O Calor Vai Matar Você Primeiro: Vida e Morte em um Planeta Escaldante é um livro de não-ficção escrito pelo jornalista e autor Jeff Goodell, publicado em julho de 2023. O livro aborda como as mudanças climáticas estão transformando rapidamente nosso planeta de maneira extrema e examina essa crise contínua utilizando as ondas de calor como um grande estudo de caso coeso. Além de demonstrar – citando o trabalho de cientistas climáticos – como as mudanças climáticas estão refletidas mais fortemente nas ondas de calor, o objetivo do autor é convencer os leitores a pensar de maneira diferente sobre o calor, ver mais claramente os impactos sociais do problema ambiental que ele representa e considerar por que não devemos subestimar sua letalidade. Goodell busca transmitir as consequências de ter temperaturas subindo “demais, muito rápido…” (p. 20) e como esse calor extremo, impulsionado pelas mudanças climáticas, tornará nosso planeta inabitável. Assim, seu argumento central é que as mudanças climáticas estão tornando as ondas de calor mais intensas, mais frequentes e mais mortais, e devem ser vistas, portanto, como uma força de extinção a longo prazo.
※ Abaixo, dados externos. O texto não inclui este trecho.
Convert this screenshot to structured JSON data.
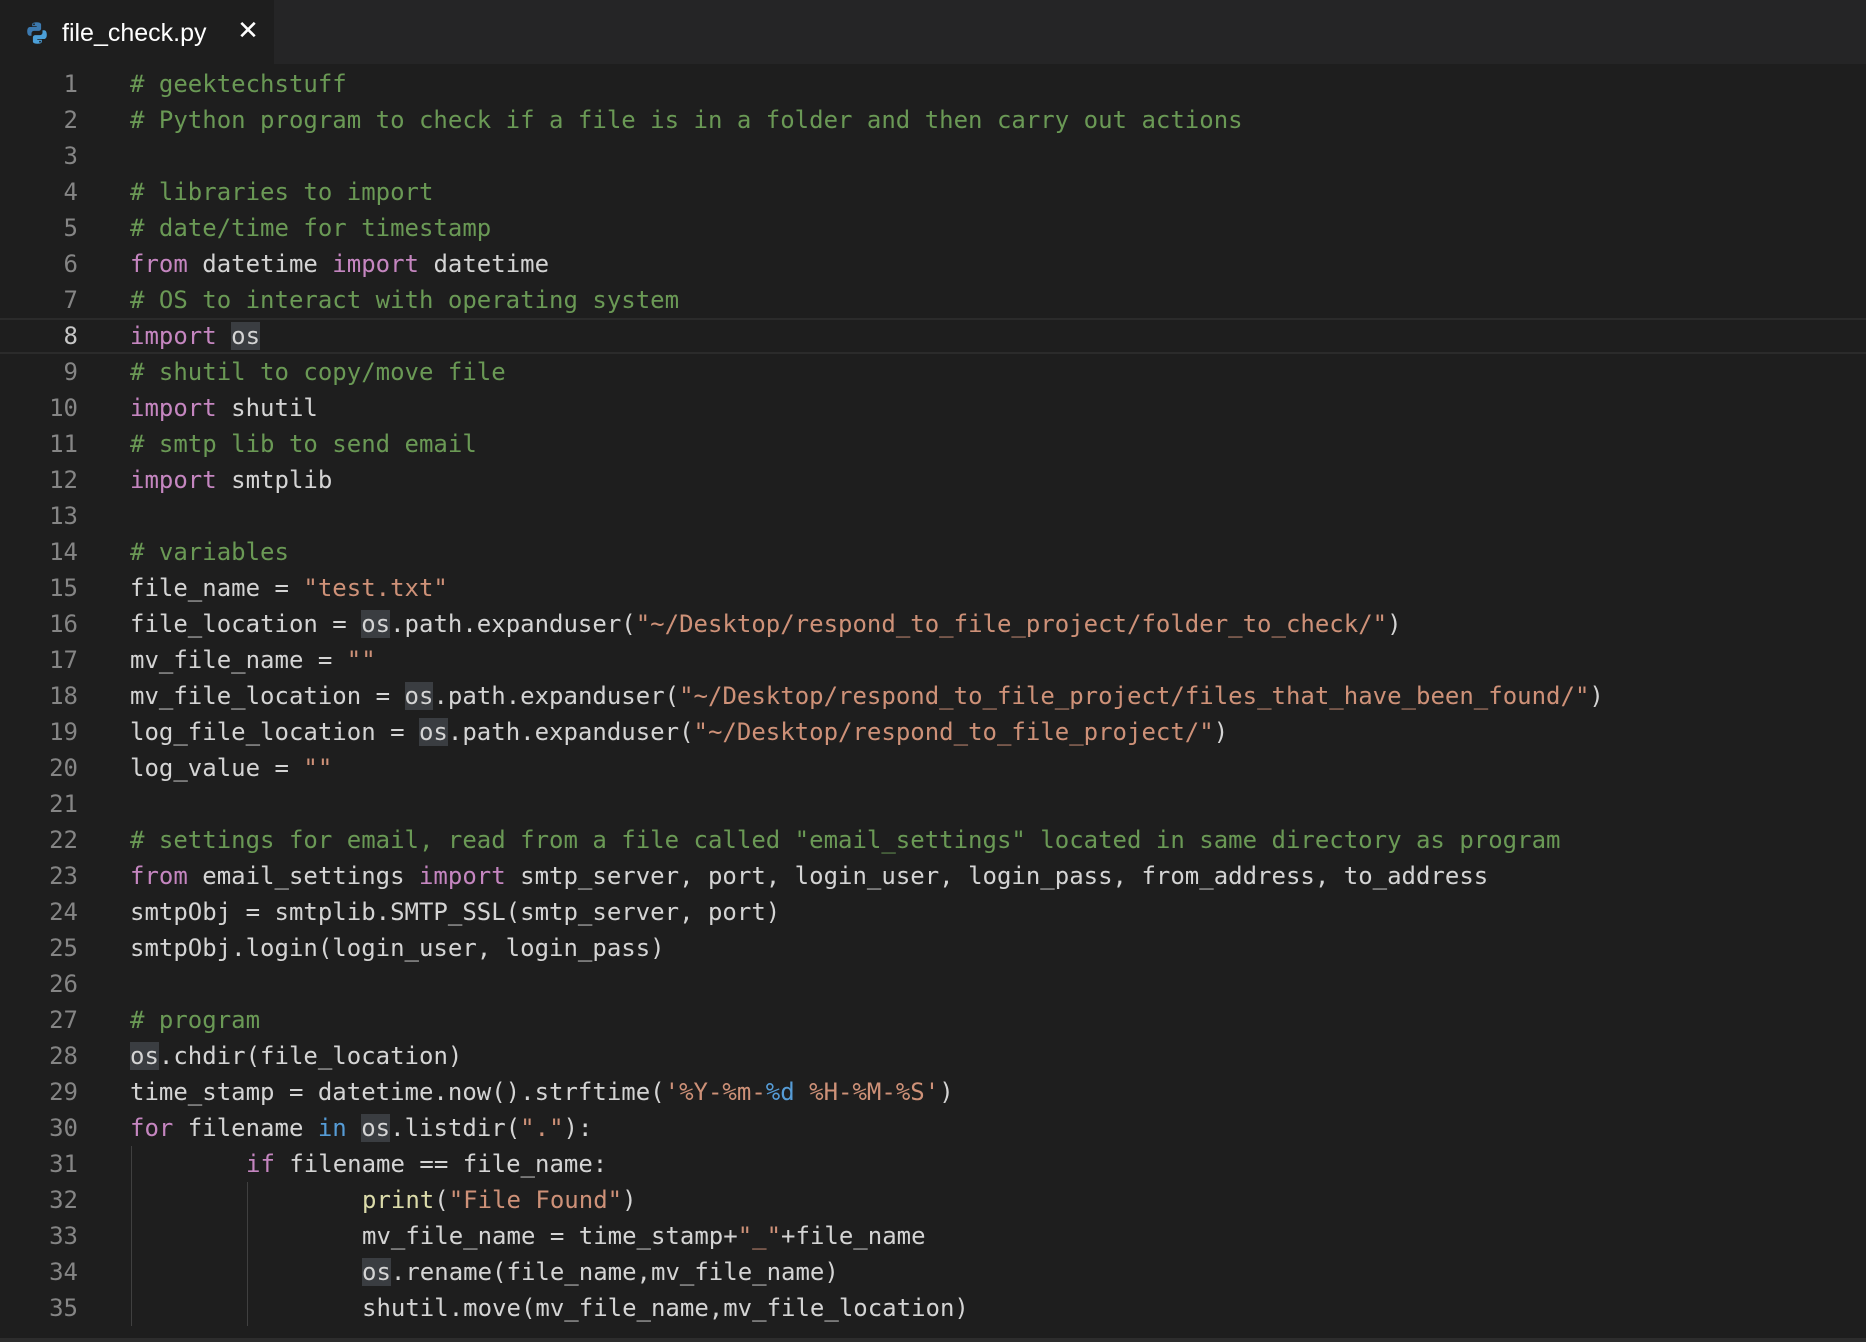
{
  "tab": {
    "filename": "file_check.py",
    "file_type_icon": "python-icon",
    "close_glyph": "✕",
    "close_icon": "close-icon"
  },
  "colors": {
    "background": "#1e1e1e",
    "comment": "#6a9955",
    "keyword": "#c586c0",
    "builtin_keyword": "#569cd6",
    "string": "#ce9178",
    "function": "#dcdcaa",
    "default_text": "#d4d4d4",
    "selection_highlight": "#3a3d41"
  },
  "editor": {
    "active_line": 8,
    "lines": [
      {
        "n": "1",
        "indent": 0,
        "tokens": [
          {
            "t": "# geektechstuff",
            "c": "comment"
          }
        ]
      },
      {
        "n": "2",
        "indent": 0,
        "tokens": [
          {
            "t": "# Python program to check if a file is in a folder and then carry out actions",
            "c": "comment"
          }
        ]
      },
      {
        "n": "3",
        "indent": 0,
        "tokens": []
      },
      {
        "n": "4",
        "indent": 0,
        "tokens": [
          {
            "t": "# libraries to import",
            "c": "comment"
          }
        ]
      },
      {
        "n": "5",
        "indent": 0,
        "tokens": [
          {
            "t": "# date/time for timestamp",
            "c": "comment"
          }
        ]
      },
      {
        "n": "6",
        "indent": 0,
        "tokens": [
          {
            "t": "from",
            "c": "keyword"
          },
          {
            "t": " datetime ",
            "c": "plain"
          },
          {
            "t": "import",
            "c": "keyword"
          },
          {
            "t": " datetime",
            "c": "plain"
          }
        ]
      },
      {
        "n": "7",
        "indent": 0,
        "tokens": [
          {
            "t": "# OS to interact with operating system",
            "c": "comment"
          }
        ]
      },
      {
        "n": "8",
        "indent": 0,
        "tokens": [
          {
            "t": "import",
            "c": "keyword"
          },
          {
            "t": " ",
            "c": "plain"
          },
          {
            "t": "os",
            "c": "plain",
            "hl": true
          }
        ]
      },
      {
        "n": "9",
        "indent": 0,
        "tokens": [
          {
            "t": "# shutil to copy/move file",
            "c": "comment"
          }
        ]
      },
      {
        "n": "10",
        "indent": 0,
        "tokens": [
          {
            "t": "import",
            "c": "keyword"
          },
          {
            "t": " shutil",
            "c": "plain"
          }
        ]
      },
      {
        "n": "11",
        "indent": 0,
        "tokens": [
          {
            "t": "# smtp lib to send email",
            "c": "comment"
          }
        ]
      },
      {
        "n": "12",
        "indent": 0,
        "tokens": [
          {
            "t": "import",
            "c": "keyword"
          },
          {
            "t": " smtplib",
            "c": "plain"
          }
        ]
      },
      {
        "n": "13",
        "indent": 0,
        "tokens": []
      },
      {
        "n": "14",
        "indent": 0,
        "tokens": [
          {
            "t": "# variables",
            "c": "comment"
          }
        ]
      },
      {
        "n": "15",
        "indent": 0,
        "tokens": [
          {
            "t": "file_name = ",
            "c": "plain"
          },
          {
            "t": "\"test.txt\"",
            "c": "string"
          }
        ]
      },
      {
        "n": "16",
        "indent": 0,
        "tokens": [
          {
            "t": "file_location = ",
            "c": "plain"
          },
          {
            "t": "os",
            "c": "plain",
            "hl": true
          },
          {
            "t": ".path.expanduser(",
            "c": "plain"
          },
          {
            "t": "\"~/Desktop/respond_to_file_project/folder_to_check/\"",
            "c": "string"
          },
          {
            "t": ")",
            "c": "plain"
          }
        ]
      },
      {
        "n": "17",
        "indent": 0,
        "tokens": [
          {
            "t": "mv_file_name = ",
            "c": "plain"
          },
          {
            "t": "\"\"",
            "c": "string"
          }
        ]
      },
      {
        "n": "18",
        "indent": 0,
        "tokens": [
          {
            "t": "mv_file_location = ",
            "c": "plain"
          },
          {
            "t": "os",
            "c": "plain",
            "hl": true
          },
          {
            "t": ".path.expanduser(",
            "c": "plain"
          },
          {
            "t": "\"~/Desktop/respond_to_file_project/files_that_have_been_found/\"",
            "c": "string"
          },
          {
            "t": ")",
            "c": "plain"
          }
        ]
      },
      {
        "n": "19",
        "indent": 0,
        "tokens": [
          {
            "t": "log_file_location = ",
            "c": "plain"
          },
          {
            "t": "os",
            "c": "plain",
            "hl": true
          },
          {
            "t": ".path.expanduser(",
            "c": "plain"
          },
          {
            "t": "\"~/Desktop/respond_to_file_project/\"",
            "c": "string"
          },
          {
            "t": ")",
            "c": "plain"
          }
        ]
      },
      {
        "n": "20",
        "indent": 0,
        "tokens": [
          {
            "t": "log_value = ",
            "c": "plain"
          },
          {
            "t": "\"\"",
            "c": "string"
          }
        ]
      },
      {
        "n": "21",
        "indent": 0,
        "tokens": []
      },
      {
        "n": "22",
        "indent": 0,
        "tokens": [
          {
            "t": "# settings for email, read from a file called \"email_settings\" located in same directory as program",
            "c": "comment"
          }
        ]
      },
      {
        "n": "23",
        "indent": 0,
        "tokens": [
          {
            "t": "from",
            "c": "keyword"
          },
          {
            "t": " email_settings ",
            "c": "plain"
          },
          {
            "t": "import",
            "c": "keyword"
          },
          {
            "t": " smtp_server, port, login_user, login_pass, from_address, to_address",
            "c": "plain"
          }
        ]
      },
      {
        "n": "24",
        "indent": 0,
        "tokens": [
          {
            "t": "smtpObj = smtplib.SMTP_SSL(smtp_server, port)",
            "c": "plain"
          }
        ]
      },
      {
        "n": "25",
        "indent": 0,
        "tokens": [
          {
            "t": "smtpObj.login(login_user, login_pass)",
            "c": "plain"
          }
        ]
      },
      {
        "n": "26",
        "indent": 0,
        "tokens": []
      },
      {
        "n": "27",
        "indent": 0,
        "tokens": [
          {
            "t": "# program",
            "c": "comment"
          }
        ]
      },
      {
        "n": "28",
        "indent": 0,
        "tokens": [
          {
            "t": "os",
            "c": "plain",
            "hl": true
          },
          {
            "t": ".chdir(file_location)",
            "c": "plain"
          }
        ]
      },
      {
        "n": "29",
        "indent": 0,
        "tokens": [
          {
            "t": "time_stamp = datetime.now().strftime(",
            "c": "plain"
          },
          {
            "t": "'%Y-%m-",
            "c": "string"
          },
          {
            "t": "%d",
            "c": "builtin"
          },
          {
            "t": " %H-%M-%S'",
            "c": "string"
          },
          {
            "t": ")",
            "c": "plain"
          }
        ]
      },
      {
        "n": "30",
        "indent": 0,
        "tokens": [
          {
            "t": "for",
            "c": "keyword"
          },
          {
            "t": " filename ",
            "c": "plain"
          },
          {
            "t": "in",
            "c": "builtin"
          },
          {
            "t": " ",
            "c": "plain"
          },
          {
            "t": "os",
            "c": "plain",
            "hl": true
          },
          {
            "t": ".listdir(",
            "c": "plain"
          },
          {
            "t": "\".\"",
            "c": "string"
          },
          {
            "t": "):",
            "c": "plain"
          }
        ]
      },
      {
        "n": "31",
        "indent": 1,
        "tokens": [
          {
            "t": "if",
            "c": "keyword"
          },
          {
            "t": " filename == file_name:",
            "c": "plain"
          }
        ]
      },
      {
        "n": "32",
        "indent": 2,
        "tokens": [
          {
            "t": "print",
            "c": "func"
          },
          {
            "t": "(",
            "c": "plain"
          },
          {
            "t": "\"File Found\"",
            "c": "string"
          },
          {
            "t": ")",
            "c": "plain"
          }
        ]
      },
      {
        "n": "33",
        "indent": 2,
        "tokens": [
          {
            "t": "mv_file_name = time_stamp+",
            "c": "plain"
          },
          {
            "t": "\"_\"",
            "c": "string"
          },
          {
            "t": "+file_name",
            "c": "plain"
          }
        ]
      },
      {
        "n": "34",
        "indent": 2,
        "tokens": [
          {
            "t": "os",
            "c": "plain",
            "hl": true
          },
          {
            "t": ".rename(file_name,mv_file_name)",
            "c": "plain"
          }
        ]
      },
      {
        "n": "35",
        "indent": 2,
        "tokens": [
          {
            "t": "shutil.move(mv_file_name,mv_file_location)",
            "c": "plain"
          }
        ]
      }
    ]
  }
}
Com isso em mente, as conclusões principais deste livro são que tudo na Terra – toda a vida, e até mesmo coisas que não estão vivas, como nossos telefones e linhas de energia – tem um limite de temperatura; e que não estamos muito longe de outro evento de extinção em massa do qual a Terra pode levar muitos anos para se recuperar, se conseguir sobreviver a ele.

Os Fatos Científicos

Para alcançar seu objetivo, Goodell combina explicações científicas fáceis de entender, jornalismo literário e comentários sociais para ajudar a ilustrar e apoiar seus argumentos. Estes variam desde resumir notícias reais sobre mortes relacionadas ao calor até pesquisas antropológicas e paleoantropológicas, além de descobertas da climatologia. O Capítulo 2, em particular, discute a evolução humana e animal, bem como a formação e evolução geológica da Terra, em relação a como as espécies evoluíram e se adaptaram para poder autorregular as temperaturas corporais e suportar e sobreviver às temperaturas de seus ambientes. No entanto, Goodell aponta que há uma diferença significativa entre evolução e mudanças climáticas: enquanto a primeira é um processo gradual de mudança, a segunda está acontecendo rápido demais para que a seleção evolutiva consiga acompanhar.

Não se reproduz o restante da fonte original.